Chores can help kids to become more responsible and eventually become productive members of society. Chores can also help kids to feel accomplished and better about themselves when they do the job correctly. Additionally, chores help kids to stay away from the “I’m bored, someone entertain me” mentality that is so common.
Start Very Early
Even toddlers can be given small chores. As young as two, children can start doing small things like throwing things into the trash, putting toys into the toy box, and brushing their own teeth. By three, children can start being assigned tasks such as setting the table, helping to put dirty clothes into the hamper, and helping to dress themselves. The longer parents wait to start assigning chores, the more difficult it will be to get the child to participate willingly. Toddlers are usually eager to help, so this is a good age to start.
Post a Chore Chart
Chore charts can be very helpful, because kids are more accountable when they are clearly assigned a task that everyone can see. The gratification of being able to check off a successfully completed job can motivate children. Parents can also assign themselves chores, so that kids see that they are not the only ones being productive. Doing things in this way will help kids to see that things run more smoothly when everyone pitches in.
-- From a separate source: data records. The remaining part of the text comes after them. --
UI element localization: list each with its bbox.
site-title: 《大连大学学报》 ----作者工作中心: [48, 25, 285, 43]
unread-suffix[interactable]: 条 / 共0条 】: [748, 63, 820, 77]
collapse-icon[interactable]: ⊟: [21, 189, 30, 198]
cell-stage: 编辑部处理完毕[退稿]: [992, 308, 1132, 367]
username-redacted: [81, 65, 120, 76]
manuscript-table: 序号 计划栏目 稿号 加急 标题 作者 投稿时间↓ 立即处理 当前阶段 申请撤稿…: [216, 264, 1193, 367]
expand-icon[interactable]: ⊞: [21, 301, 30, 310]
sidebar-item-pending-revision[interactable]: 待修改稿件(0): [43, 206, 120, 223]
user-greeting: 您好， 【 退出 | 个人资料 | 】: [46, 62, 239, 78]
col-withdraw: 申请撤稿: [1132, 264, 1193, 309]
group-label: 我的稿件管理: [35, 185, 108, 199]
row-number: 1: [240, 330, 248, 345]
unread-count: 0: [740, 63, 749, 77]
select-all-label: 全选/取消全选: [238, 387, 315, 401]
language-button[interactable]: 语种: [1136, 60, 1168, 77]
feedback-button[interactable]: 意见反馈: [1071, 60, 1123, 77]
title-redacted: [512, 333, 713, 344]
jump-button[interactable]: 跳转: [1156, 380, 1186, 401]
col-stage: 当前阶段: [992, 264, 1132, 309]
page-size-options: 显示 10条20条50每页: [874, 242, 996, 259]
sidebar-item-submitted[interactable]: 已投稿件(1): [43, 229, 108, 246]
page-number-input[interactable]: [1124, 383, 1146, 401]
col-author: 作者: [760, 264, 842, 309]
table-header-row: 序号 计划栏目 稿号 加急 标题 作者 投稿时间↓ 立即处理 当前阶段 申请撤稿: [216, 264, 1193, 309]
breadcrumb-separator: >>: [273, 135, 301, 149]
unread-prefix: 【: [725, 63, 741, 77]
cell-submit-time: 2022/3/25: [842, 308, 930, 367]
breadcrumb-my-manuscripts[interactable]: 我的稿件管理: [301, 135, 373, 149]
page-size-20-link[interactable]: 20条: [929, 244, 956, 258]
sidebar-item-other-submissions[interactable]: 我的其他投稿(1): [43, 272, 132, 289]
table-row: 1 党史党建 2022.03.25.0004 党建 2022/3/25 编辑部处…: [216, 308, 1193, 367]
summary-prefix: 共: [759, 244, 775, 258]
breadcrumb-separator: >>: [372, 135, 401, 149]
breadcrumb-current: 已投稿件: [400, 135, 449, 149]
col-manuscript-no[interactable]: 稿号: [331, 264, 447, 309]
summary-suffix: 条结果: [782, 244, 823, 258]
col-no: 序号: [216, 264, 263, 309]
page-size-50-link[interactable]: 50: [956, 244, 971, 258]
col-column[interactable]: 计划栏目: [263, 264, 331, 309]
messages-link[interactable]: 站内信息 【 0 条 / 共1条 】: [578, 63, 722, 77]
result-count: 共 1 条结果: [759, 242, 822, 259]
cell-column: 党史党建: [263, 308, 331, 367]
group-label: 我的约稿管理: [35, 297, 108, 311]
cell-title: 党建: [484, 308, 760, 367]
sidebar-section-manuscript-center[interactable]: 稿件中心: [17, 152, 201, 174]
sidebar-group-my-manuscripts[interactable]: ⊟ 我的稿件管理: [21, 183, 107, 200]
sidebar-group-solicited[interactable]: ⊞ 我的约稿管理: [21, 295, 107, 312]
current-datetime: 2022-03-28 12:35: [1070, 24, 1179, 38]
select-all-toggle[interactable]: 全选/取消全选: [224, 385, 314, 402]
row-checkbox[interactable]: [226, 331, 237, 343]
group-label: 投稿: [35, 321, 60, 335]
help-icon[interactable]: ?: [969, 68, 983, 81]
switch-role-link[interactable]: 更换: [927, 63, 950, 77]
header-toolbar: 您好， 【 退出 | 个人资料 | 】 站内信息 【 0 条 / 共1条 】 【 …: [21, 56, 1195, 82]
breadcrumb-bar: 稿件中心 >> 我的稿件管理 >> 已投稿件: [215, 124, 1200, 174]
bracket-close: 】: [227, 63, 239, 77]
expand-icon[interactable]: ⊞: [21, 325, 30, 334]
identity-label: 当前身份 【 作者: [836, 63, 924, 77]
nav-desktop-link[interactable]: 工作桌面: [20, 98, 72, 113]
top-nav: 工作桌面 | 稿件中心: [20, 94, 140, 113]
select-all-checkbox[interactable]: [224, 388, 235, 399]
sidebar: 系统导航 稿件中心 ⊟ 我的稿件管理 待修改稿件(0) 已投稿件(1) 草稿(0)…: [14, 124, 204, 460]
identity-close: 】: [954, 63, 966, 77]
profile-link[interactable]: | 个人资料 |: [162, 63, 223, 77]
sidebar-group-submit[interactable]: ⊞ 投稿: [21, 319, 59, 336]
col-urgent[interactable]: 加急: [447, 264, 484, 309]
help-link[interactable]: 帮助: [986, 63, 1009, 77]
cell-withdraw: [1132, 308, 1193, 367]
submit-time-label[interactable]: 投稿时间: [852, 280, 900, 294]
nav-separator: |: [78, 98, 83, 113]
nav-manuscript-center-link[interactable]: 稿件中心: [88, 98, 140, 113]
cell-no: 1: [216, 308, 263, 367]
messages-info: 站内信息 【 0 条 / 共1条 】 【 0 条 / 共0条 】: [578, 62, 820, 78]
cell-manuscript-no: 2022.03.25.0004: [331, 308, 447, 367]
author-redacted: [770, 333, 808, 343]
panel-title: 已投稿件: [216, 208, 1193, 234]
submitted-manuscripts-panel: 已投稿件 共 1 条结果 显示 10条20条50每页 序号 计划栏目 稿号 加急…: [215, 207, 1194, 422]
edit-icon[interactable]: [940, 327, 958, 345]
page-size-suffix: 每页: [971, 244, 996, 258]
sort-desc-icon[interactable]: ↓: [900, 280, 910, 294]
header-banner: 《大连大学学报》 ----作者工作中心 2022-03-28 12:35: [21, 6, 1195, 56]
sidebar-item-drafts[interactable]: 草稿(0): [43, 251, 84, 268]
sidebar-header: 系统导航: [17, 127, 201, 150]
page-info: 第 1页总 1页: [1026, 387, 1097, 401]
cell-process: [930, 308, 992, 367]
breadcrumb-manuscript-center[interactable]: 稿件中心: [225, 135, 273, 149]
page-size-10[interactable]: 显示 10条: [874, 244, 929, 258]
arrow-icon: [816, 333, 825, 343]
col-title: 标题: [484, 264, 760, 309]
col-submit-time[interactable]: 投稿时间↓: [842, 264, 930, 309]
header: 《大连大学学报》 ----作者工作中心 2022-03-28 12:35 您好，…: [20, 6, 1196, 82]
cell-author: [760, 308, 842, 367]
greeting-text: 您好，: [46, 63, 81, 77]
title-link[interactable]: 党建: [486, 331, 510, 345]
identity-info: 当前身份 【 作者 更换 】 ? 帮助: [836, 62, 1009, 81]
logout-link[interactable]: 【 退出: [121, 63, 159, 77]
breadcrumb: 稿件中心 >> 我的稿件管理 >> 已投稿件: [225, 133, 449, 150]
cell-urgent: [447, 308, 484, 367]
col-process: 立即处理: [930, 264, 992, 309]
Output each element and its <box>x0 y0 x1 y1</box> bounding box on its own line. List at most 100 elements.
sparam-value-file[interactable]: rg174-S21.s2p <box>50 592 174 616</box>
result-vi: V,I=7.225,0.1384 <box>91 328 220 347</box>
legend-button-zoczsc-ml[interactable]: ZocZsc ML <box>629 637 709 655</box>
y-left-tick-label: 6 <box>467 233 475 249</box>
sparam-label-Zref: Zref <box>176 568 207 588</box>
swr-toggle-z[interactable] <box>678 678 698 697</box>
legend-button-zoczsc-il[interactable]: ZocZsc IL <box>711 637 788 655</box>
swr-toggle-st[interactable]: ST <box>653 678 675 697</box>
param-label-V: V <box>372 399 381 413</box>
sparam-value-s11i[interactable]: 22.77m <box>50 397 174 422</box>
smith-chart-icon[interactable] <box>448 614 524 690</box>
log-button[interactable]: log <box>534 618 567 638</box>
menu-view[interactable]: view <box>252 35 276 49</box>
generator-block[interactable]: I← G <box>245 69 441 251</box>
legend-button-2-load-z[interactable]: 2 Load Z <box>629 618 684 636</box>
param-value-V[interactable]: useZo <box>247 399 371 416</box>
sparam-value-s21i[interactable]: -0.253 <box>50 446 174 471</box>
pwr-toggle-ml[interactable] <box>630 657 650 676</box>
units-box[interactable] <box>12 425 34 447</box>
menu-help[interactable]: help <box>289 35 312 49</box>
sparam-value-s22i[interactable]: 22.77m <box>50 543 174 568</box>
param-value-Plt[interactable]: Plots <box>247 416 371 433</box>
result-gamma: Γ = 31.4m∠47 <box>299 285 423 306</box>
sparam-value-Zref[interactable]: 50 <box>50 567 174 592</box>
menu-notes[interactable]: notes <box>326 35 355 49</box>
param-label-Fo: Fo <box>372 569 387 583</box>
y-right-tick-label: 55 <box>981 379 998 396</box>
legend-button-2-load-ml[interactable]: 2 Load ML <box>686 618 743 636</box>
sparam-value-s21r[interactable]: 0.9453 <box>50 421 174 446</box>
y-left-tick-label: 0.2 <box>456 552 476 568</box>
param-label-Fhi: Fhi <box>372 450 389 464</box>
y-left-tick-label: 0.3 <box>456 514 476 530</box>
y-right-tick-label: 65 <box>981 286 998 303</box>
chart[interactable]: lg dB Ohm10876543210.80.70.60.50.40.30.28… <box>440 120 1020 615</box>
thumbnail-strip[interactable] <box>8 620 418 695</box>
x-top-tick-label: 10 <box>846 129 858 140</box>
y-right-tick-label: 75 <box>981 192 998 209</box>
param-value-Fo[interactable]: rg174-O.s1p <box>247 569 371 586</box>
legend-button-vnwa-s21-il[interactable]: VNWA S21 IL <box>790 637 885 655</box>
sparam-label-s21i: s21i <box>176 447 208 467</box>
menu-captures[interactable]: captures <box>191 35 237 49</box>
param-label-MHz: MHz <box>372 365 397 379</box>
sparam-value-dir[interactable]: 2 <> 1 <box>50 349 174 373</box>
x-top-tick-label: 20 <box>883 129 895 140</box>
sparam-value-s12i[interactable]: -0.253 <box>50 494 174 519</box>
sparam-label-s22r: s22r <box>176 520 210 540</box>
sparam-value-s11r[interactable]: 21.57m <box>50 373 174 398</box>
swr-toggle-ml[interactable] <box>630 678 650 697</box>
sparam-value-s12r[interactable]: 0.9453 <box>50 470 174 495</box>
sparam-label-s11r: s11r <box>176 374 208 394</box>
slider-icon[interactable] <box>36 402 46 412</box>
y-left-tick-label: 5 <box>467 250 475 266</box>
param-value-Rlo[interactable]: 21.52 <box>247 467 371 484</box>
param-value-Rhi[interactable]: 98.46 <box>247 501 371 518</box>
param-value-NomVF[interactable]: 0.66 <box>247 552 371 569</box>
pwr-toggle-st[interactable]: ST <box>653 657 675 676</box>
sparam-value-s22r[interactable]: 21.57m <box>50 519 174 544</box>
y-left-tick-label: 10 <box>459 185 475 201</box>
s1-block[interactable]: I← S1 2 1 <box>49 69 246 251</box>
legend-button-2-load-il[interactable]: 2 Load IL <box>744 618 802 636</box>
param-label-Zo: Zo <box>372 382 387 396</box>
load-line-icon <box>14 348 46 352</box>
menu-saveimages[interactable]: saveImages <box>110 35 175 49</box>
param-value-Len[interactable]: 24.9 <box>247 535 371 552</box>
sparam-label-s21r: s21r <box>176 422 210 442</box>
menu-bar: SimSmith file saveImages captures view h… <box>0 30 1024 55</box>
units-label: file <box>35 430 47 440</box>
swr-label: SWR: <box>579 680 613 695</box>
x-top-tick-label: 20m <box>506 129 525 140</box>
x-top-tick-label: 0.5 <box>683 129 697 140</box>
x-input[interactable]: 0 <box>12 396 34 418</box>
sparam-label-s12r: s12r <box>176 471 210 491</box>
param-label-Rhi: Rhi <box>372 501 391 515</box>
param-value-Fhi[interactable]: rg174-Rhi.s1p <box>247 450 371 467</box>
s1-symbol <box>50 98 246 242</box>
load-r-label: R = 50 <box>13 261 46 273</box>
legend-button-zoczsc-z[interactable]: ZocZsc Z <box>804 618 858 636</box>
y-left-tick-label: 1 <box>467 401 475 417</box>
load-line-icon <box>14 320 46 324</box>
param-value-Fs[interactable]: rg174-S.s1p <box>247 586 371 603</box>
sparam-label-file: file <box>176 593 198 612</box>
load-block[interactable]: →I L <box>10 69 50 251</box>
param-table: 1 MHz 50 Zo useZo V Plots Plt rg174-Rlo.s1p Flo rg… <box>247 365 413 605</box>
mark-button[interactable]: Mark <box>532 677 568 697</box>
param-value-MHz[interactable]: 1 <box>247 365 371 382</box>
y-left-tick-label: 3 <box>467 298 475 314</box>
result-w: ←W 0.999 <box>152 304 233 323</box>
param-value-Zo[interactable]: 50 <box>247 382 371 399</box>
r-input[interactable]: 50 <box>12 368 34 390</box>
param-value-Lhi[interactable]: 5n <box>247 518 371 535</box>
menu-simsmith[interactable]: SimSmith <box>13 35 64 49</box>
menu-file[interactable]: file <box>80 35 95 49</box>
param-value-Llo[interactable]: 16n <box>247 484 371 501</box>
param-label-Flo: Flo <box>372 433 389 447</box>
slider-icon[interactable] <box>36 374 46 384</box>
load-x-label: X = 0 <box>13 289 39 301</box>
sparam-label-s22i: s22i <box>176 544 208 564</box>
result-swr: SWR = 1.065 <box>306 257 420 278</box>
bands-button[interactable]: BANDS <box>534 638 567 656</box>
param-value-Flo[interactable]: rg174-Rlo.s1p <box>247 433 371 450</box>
Clearly Explain How To Do Each Chore
Kids should be shown how to do each task, with full explanations for why and how each part gets done. After showing kids how to do each chore, parents should let them try and provide coaching and feedback. If kids are struggling with the chore, parents should give them a few minutes to try to work it out. It they become frustrated or ask for help, parents should provide guidance but not “rescue” them. This will help kids to reason things out for themselves.